An appeals court has rejected Times of Malta’s request for access to documentation shedding light on the process leading to the controversial partial sale of three public hospitals to Vitals Global Healthcare (VGH).
In a three-year battle, Times of Malta has sought access through Freedom of Information (FOI) channels to a memorandum of understanding (MoU) that was signed with a consortium of investors behind VGH before the lucrative billion-euro contract even went to a public tender.
The signing of the MoU prior to the tender has led to accusations that the awarding of the contract to Vitals, whose ownership was hidden behind shell companies in foreign jurisdiction, was a done deal.
Malta Enterprise insists the MoU was non-binding and had no impact on the awarding of the tender to VGH, which sold the concession just two years later, without ever filing any accounts with the Malta Financial Services Authority.
Malta Enterprise, the government agency that oversaw the signing of the MoU, has refused to even grant the Data Commissioner, who adjudicates FOI requests, access to the documents.

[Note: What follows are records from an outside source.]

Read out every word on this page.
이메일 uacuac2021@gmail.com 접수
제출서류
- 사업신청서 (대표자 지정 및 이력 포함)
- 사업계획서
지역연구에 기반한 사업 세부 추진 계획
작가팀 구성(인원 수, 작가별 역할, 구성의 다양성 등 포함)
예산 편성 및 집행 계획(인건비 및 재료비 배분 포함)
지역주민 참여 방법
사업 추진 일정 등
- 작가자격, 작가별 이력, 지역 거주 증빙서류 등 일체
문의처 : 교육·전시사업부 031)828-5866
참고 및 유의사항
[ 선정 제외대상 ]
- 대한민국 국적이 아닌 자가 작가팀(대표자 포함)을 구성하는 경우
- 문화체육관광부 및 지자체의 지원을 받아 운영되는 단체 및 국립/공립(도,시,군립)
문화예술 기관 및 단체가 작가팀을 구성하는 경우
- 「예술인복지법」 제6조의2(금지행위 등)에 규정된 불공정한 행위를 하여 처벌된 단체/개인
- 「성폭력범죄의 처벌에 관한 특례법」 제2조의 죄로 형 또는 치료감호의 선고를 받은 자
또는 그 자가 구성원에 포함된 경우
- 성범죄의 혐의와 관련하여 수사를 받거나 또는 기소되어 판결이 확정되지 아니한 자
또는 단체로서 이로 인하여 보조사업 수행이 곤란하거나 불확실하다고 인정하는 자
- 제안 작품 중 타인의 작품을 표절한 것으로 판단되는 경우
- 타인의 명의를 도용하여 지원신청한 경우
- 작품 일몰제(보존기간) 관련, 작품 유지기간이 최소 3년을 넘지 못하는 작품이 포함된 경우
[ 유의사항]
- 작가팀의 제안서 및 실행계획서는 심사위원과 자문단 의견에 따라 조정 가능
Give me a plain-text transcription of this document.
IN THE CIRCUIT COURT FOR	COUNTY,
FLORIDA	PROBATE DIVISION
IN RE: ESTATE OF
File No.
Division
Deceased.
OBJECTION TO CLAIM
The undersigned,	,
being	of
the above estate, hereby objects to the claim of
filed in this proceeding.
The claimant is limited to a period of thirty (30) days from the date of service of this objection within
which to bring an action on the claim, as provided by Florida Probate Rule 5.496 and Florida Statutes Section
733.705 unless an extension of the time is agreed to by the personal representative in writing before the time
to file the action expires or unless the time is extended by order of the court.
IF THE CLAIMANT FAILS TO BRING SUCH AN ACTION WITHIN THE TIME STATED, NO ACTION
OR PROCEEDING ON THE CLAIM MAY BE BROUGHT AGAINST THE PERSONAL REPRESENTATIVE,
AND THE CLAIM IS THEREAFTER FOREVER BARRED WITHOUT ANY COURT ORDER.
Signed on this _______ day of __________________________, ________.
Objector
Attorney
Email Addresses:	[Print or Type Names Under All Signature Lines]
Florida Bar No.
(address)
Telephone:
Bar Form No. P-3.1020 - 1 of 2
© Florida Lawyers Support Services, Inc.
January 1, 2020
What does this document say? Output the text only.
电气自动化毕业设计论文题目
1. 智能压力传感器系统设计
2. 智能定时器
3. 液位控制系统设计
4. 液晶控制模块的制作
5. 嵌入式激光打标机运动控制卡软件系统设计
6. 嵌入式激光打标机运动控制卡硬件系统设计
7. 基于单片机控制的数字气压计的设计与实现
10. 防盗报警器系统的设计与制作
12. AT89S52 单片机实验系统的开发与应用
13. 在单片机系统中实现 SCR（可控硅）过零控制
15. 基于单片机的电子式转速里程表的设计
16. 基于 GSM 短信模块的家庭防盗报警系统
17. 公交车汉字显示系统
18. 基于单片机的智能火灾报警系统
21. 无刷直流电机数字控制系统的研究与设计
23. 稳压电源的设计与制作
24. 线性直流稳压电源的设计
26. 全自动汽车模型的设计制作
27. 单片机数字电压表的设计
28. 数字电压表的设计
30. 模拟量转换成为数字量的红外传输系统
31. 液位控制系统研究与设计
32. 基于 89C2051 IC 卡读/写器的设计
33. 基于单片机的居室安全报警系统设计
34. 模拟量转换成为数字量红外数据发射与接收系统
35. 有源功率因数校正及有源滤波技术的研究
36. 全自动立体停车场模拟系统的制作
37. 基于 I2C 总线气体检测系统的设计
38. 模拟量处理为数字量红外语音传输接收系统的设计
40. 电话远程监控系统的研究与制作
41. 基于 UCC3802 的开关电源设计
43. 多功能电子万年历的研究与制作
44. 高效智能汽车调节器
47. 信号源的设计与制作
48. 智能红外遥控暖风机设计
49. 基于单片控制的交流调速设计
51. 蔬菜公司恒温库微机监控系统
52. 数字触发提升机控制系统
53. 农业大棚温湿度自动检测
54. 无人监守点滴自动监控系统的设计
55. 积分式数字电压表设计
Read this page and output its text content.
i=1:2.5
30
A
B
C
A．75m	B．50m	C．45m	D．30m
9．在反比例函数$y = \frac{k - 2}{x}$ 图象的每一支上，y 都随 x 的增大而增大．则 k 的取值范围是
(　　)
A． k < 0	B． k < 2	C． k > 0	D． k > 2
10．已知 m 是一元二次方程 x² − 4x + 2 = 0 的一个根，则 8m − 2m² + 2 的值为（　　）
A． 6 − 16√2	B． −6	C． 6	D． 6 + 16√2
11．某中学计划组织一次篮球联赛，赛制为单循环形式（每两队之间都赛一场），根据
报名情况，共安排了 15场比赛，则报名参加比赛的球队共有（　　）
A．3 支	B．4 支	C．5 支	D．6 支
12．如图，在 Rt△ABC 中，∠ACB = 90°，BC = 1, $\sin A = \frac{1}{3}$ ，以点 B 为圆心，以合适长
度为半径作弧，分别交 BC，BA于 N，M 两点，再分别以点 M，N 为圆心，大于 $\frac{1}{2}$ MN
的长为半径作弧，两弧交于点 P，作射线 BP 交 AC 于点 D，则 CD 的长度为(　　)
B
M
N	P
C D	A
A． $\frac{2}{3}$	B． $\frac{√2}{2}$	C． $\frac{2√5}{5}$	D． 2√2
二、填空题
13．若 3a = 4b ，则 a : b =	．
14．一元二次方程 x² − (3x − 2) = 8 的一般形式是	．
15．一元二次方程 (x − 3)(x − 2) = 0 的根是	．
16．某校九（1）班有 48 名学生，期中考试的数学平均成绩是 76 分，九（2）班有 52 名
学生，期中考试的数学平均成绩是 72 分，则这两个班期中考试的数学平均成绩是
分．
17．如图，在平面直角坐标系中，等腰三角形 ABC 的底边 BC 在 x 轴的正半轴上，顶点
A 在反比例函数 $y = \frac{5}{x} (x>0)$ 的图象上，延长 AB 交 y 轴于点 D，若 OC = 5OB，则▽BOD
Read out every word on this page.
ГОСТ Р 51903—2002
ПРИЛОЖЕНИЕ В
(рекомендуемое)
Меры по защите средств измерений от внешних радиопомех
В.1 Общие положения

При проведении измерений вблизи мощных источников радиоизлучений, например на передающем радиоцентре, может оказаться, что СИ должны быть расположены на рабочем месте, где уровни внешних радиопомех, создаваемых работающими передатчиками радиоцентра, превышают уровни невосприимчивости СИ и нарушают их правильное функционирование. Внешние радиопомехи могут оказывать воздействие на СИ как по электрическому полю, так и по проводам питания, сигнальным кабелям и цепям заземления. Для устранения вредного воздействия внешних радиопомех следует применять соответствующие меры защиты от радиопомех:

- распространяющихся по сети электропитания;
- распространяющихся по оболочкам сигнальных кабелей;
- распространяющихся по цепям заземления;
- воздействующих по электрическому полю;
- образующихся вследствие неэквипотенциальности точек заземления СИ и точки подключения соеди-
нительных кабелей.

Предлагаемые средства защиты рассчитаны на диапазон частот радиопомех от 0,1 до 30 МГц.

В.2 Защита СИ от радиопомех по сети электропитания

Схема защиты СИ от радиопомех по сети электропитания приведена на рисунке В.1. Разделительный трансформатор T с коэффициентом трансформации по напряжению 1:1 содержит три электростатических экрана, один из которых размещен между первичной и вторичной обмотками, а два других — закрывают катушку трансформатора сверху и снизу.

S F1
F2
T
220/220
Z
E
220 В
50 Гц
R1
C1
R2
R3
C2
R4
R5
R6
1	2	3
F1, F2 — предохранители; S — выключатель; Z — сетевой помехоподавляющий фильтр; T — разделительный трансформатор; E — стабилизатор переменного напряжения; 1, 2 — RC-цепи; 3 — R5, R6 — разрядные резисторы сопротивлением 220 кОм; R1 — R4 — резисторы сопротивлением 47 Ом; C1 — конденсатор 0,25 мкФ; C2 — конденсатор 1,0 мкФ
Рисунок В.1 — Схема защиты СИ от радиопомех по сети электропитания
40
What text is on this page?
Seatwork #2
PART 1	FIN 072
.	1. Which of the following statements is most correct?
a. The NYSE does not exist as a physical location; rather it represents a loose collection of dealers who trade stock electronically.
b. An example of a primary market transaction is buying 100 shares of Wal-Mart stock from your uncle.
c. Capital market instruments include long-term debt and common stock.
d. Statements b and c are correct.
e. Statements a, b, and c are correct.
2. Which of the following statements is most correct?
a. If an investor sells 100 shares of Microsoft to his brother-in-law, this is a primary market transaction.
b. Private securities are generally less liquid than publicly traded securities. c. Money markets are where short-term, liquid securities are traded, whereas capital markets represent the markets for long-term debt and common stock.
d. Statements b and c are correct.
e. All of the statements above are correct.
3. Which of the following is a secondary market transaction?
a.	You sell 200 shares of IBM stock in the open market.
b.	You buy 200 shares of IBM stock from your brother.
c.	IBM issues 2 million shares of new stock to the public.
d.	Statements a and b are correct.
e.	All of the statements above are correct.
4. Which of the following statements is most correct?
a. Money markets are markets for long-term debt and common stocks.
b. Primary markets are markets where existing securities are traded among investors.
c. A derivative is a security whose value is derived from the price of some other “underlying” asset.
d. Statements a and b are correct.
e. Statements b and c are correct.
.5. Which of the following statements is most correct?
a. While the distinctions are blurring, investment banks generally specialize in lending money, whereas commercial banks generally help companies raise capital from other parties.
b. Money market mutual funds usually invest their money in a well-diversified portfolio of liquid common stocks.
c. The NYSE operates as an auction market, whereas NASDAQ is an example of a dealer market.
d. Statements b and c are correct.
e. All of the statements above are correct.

Malta Enterprise says MoU was non-binding
This refusal meant the Data Commissioner was not even able to assess the merits of Times of Malta’s request and analyse whether access to the documents should be provided.
The Data Commissioner’s request for the MoU led Malta Enterprise to take the matter to the Information and Data Protection Appeals Tribunal, which upheld the appeal, arguing that the documents were covered by confidentiality and should, therefore, not even be handed over to the Data Commissioner.
This “superficial” decision by the tribunal was challenged by Times of Malta in the appeals court. Madam Justice Joanne Vella Cuschieri concluded that Malta Enterprise’s secrecy provisions effectively trumped Freedom of Information laws.
The court ruled that Malta Enterprise would be breaking the law if the MoU was handed over to the Data Commissioner for analysis. The judge said the MoU formed part of commercially-sensitive negotiations that had led to the signing of a contract.
The court noted how the heavily-redacted contract that was available for scrutiny by both the media and the public was that same contract that bound the parties together, not the MoU that had been superseded.
Questions and doubts raised over the hospitals deal led NGO Repubblika to submit a request in court for a formal magisterial inquiry to be conducted.